WASHINGTON — State plans for high-speed rail lines are in danger due to a lack of stable funding and underdeveloped federal leadership and guidance, according to a new report by the Government Accountability Office.
A leadership vacuum or lack of stable funding could make it hard for the rail stakeholders who received $8 billion of American Recovery and Reinvestment Act high-speed rail grants to spend them by the legal deadline, the GAO said.
If unspent, states could lose their highly coveted grants.
The report, released Thursday, said recent history suggests that states will need to secure funding, build public and political support, and collaborate with other stakeholders to carry out passenger rail plans.
“While there is a palpable excitement created by the [ARRA] funding for new high-speed rail service, establishing new service is a difficult, multiyear effort,” the report said.
The task requires federal and state financial resources “far beyond the funds provided by the [ARRA] in a time of continuing federal and state deficits.”
States want the federal government to take the lead on interstate rail cooperation, as nearly all of the federally designated high-speed rail corridors cross state lines.
States are also waiting for the federal government provide guidance fast-rail safety standards.
More importantly for the municipal bond market, states still lack a stable funding source that would help establish a market for financing passenger rail.
“Stakeholders said that a stable federal funding stream would encourage firms to enter and invest in the intercity passenger rail marketplace,” the report said.

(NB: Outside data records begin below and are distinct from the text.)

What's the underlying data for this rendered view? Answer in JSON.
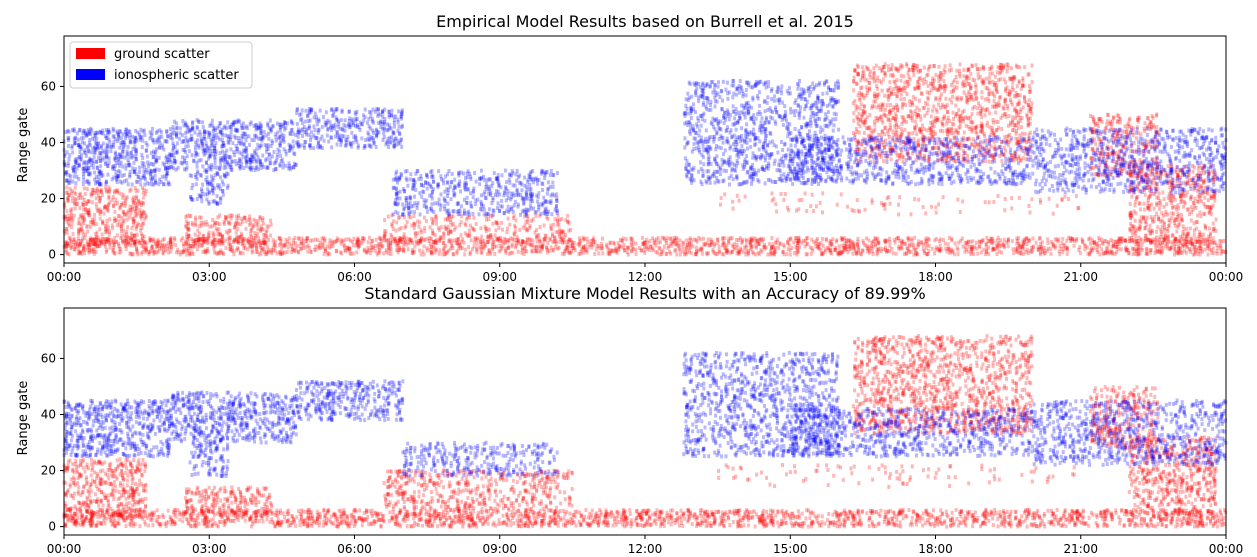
{
  "chart_data": [
    {
      "type": "scatter",
      "title": "Empirical Model Results based on Burrell et al. 2015",
      "xlabel": "",
      "ylabel": "Range gate",
      "xlim": [
        0,
        24
      ],
      "ylim": [
        -3,
        78
      ],
      "grid": false,
      "x_ticks": [
        0,
        3,
        6,
        9,
        12,
        15,
        18,
        21,
        24
      ],
      "x_tick_labels": [
        "00:00",
        "03:00",
        "06:00",
        "09:00",
        "12:00",
        "15:00",
        "18:00",
        "21:00",
        "00:00"
      ],
      "y_ticks": [
        0,
        20,
        40,
        60
      ],
      "y_tick_labels": [
        "0",
        "20",
        "40",
        "60"
      ],
      "legend": {
        "placement": "top-left",
        "entries": [
          {
            "label": "ground scatter",
            "color": "#ff0000"
          },
          {
            "label": "ionospheric scatter",
            "color": "#0000ff"
          }
        ]
      },
      "series": [
        {
          "name": "ground scatter",
          "color": "#ff0000",
          "regions": [
            {
              "x": [
                0.0,
                24.0
              ],
              "y": [
                0,
                6
              ],
              "density": 0.95
            },
            {
              "x": [
                0.0,
                1.7
              ],
              "y": [
                3,
                24
              ],
              "density": 0.75
            },
            {
              "x": [
                2.5,
                4.3
              ],
              "y": [
                4,
                14
              ],
              "density": 0.7
            },
            {
              "x": [
                6.6,
                10.5
              ],
              "y": [
                4,
                14
              ],
              "density": 0.45
            },
            {
              "x": [
                16.3,
                20.0
              ],
              "y": [
                33,
                68
              ],
              "density": 0.6
            },
            {
              "x": [
                21.2,
                22.6
              ],
              "y": [
                28,
                50
              ],
              "density": 0.6
            },
            {
              "x": [
                22.0,
                23.8
              ],
              "y": [
                4,
                32
              ],
              "density": 0.65
            },
            {
              "x": [
                13.5,
                21.0
              ],
              "y": [
                14,
                22
              ],
              "density": 0.1
            }
          ]
        },
        {
          "name": "ionospheric scatter",
          "color": "#0000ff",
          "regions": [
            {
              "x": [
                0.0,
                2.2
              ],
              "y": [
                25,
                45
              ],
              "density": 0.8
            },
            {
              "x": [
                2.2,
                4.8
              ],
              "y": [
                30,
                48
              ],
              "density": 0.75
            },
            {
              "x": [
                4.8,
                7.0
              ],
              "y": [
                38,
                52
              ],
              "density": 0.7
            },
            {
              "x": [
                2.6,
                3.4
              ],
              "y": [
                18,
                30
              ],
              "density": 0.6
            },
            {
              "x": [
                6.8,
                10.2
              ],
              "y": [
                14,
                30
              ],
              "density": 0.6
            },
            {
              "x": [
                12.8,
                16.0
              ],
              "y": [
                25,
                62
              ],
              "density": 0.55
            },
            {
              "x": [
                15.0,
                20.0
              ],
              "y": [
                25,
                42
              ],
              "density": 0.55
            },
            {
              "x": [
                20.0,
                24.0
              ],
              "y": [
                22,
                45
              ],
              "density": 0.55
            }
          ]
        }
      ]
    },
    {
      "type": "scatter",
      "title": "Standard Gaussian Mixture Model Results with an Accuracy of 89.99%",
      "xlabel": "",
      "ylabel": "Range gate",
      "xlim": [
        0,
        24
      ],
      "ylim": [
        -3,
        78
      ],
      "grid": false,
      "x_ticks": [
        0,
        3,
        6,
        9,
        12,
        15,
        18,
        21,
        24
      ],
      "x_tick_labels": [
        "00:00",
        "03:00",
        "06:00",
        "09:00",
        "12:00",
        "15:00",
        "18:00",
        "21:00",
        "00:00"
      ],
      "y_ticks": [
        0,
        20,
        40,
        60
      ],
      "y_tick_labels": [
        "0",
        "20",
        "40",
        "60"
      ],
      "series": [
        {
          "name": "ground scatter",
          "color": "#ff0000",
          "regions": [
            {
              "x": [
                0.0,
                24.0
              ],
              "y": [
                0,
                6
              ],
              "density": 0.95
            },
            {
              "x": [
                0.0,
                1.7
              ],
              "y": [
                3,
                24
              ],
              "density": 0.75
            },
            {
              "x": [
                2.5,
                4.3
              ],
              "y": [
                4,
                14
              ],
              "density": 0.7
            },
            {
              "x": [
                6.6,
                10.5
              ],
              "y": [
                6,
                20
              ],
              "density": 0.55
            },
            {
              "x": [
                16.3,
                20.0
              ],
              "y": [
                33,
                68
              ],
              "density": 0.6
            },
            {
              "x": [
                21.2,
                22.6
              ],
              "y": [
                28,
                50
              ],
              "density": 0.6
            },
            {
              "x": [
                22.0,
                23.8
              ],
              "y": [
                4,
                32
              ],
              "density": 0.65
            },
            {
              "x": [
                13.5,
                21.0
              ],
              "y": [
                14,
                22
              ],
              "density": 0.1
            }
          ]
        },
        {
          "name": "ionospheric scatter",
          "color": "#0000ff",
          "regions": [
            {
              "x": [
                0.0,
                2.2
              ],
              "y": [
                25,
                45
              ],
              "density": 0.8
            },
            {
              "x": [
                2.2,
                4.8
              ],
              "y": [
                30,
                48
              ],
              "density": 0.75
            },
            {
              "x": [
                4.8,
                7.0
              ],
              "y": [
                38,
                52
              ],
              "density": 0.7
            },
            {
              "x": [
                2.6,
                3.4
              ],
              "y": [
                18,
                30
              ],
              "density": 0.6
            },
            {
              "x": [
                7.0,
                10.2
              ],
              "y": [
                18,
                30
              ],
              "density": 0.5
            },
            {
              "x": [
                12.8,
                16.0
              ],
              "y": [
                25,
                62
              ],
              "density": 0.55
            },
            {
              "x": [
                15.0,
                20.0
              ],
              "y": [
                25,
                42
              ],
              "density": 0.55
            },
            {
              "x": [
                20.0,
                24.0
              ],
              "y": [
                22,
                45
              ],
              "density": 0.55
            }
          ]
        }
      ]
    }
  ]
}
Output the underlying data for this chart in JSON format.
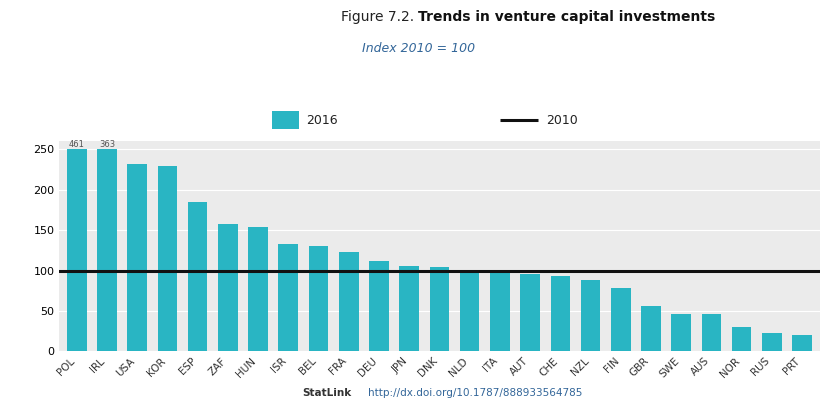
{
  "categories": [
    "POL",
    "IRL",
    "USA",
    "KOR",
    "ESP",
    "ZAF",
    "HUN",
    "ISR",
    "BEL",
    "FRA",
    "DEU",
    "JPN",
    "DNK",
    "NLD",
    "ITA",
    "AUT",
    "CHE",
    "NZL",
    "FIN",
    "GBR",
    "SWE",
    "AUS",
    "NOR",
    "RUS",
    "PRT"
  ],
  "values": [
    461,
    363,
    232,
    230,
    185,
    158,
    154,
    133,
    130,
    123,
    112,
    106,
    105,
    100,
    98,
    96,
    93,
    88,
    79,
    56,
    46,
    46,
    30,
    23,
    20
  ],
  "bar_color": "#29b5c3",
  "reference_line": 100,
  "reference_color": "#111111",
  "title_prefix": "Figure 7.2. ",
  "title_bold": "Trends in venture capital investments",
  "subtitle": "Index 2010 = 100",
  "subtitle_color": "#336699",
  "legend_bar_label": "2016",
  "legend_line_label": "2010",
  "ylim": [
    0,
    260
  ],
  "yticks": [
    0,
    50,
    100,
    150,
    200,
    250
  ],
  "fig_bg_color": "#ffffff",
  "plot_bg_color": "#ebebeb",
  "legend_bg_color": "#e0e0e0",
  "annotation_indices": [
    0,
    1
  ],
  "annotation_values": [
    461,
    363
  ],
  "grid_color": "#ffffff",
  "clip_bar_at": 250,
  "footer_left": "StatLink",
  "footer_right": "http://dx.doi.org/10.1787/888933564785",
  "footer_color": "#336699"
}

“However, even with strong federal leadership and funding, it could take several years to provide the necessary infrastructure, such as for building new passenger rail cars, potentially making it difficult to spend some [ARRA] high speed rail funds by 2017, as required by law,” it said.
The GAO said that the Federal Railroad Administration was required by a 2008 law to quickly draw up a preliminary national rail plan — a second version of which is planned for a September release — and develop a high-speed rail vision.
The “vision” document did not define the federal government’s goals or stakeholder expectations for high-speed intercity passenger rail, and the preliminary rail plan gave states and interstate rail coalitions no recommendations.
While tasked with assembling the two rail plans, the agency was flooded with applications for ARRA high-speed rail grants, and officials had to meet a tight deadline to announce those awards. FRA officials are currently in the “early stages” of setting up agreements with state grantees, the GAO said.
The September national rail plan document will provide states with more guidance on public and private funding, as well as state, local, and federal roles, the report said.
Despite the unresolved issues, the ARRA and fiscal 2010 congressional appropriations shoveled $10.5 billion of funds into the high-speed intercity passenger rail sector, where only $120 million had existed in the previous two fiscal years combined, the report noted.
The U.S. DOT did not provide an opinion on a draft of the GAO’s assessment. The GAO also culled its information from several state departments of transportation including California, Illinois, North Carolina, Pennsylvania, and Virginia, the national rail corporation known as Amtrak, and several freight railroads, manufacturers, and passenger rail advocacy groups.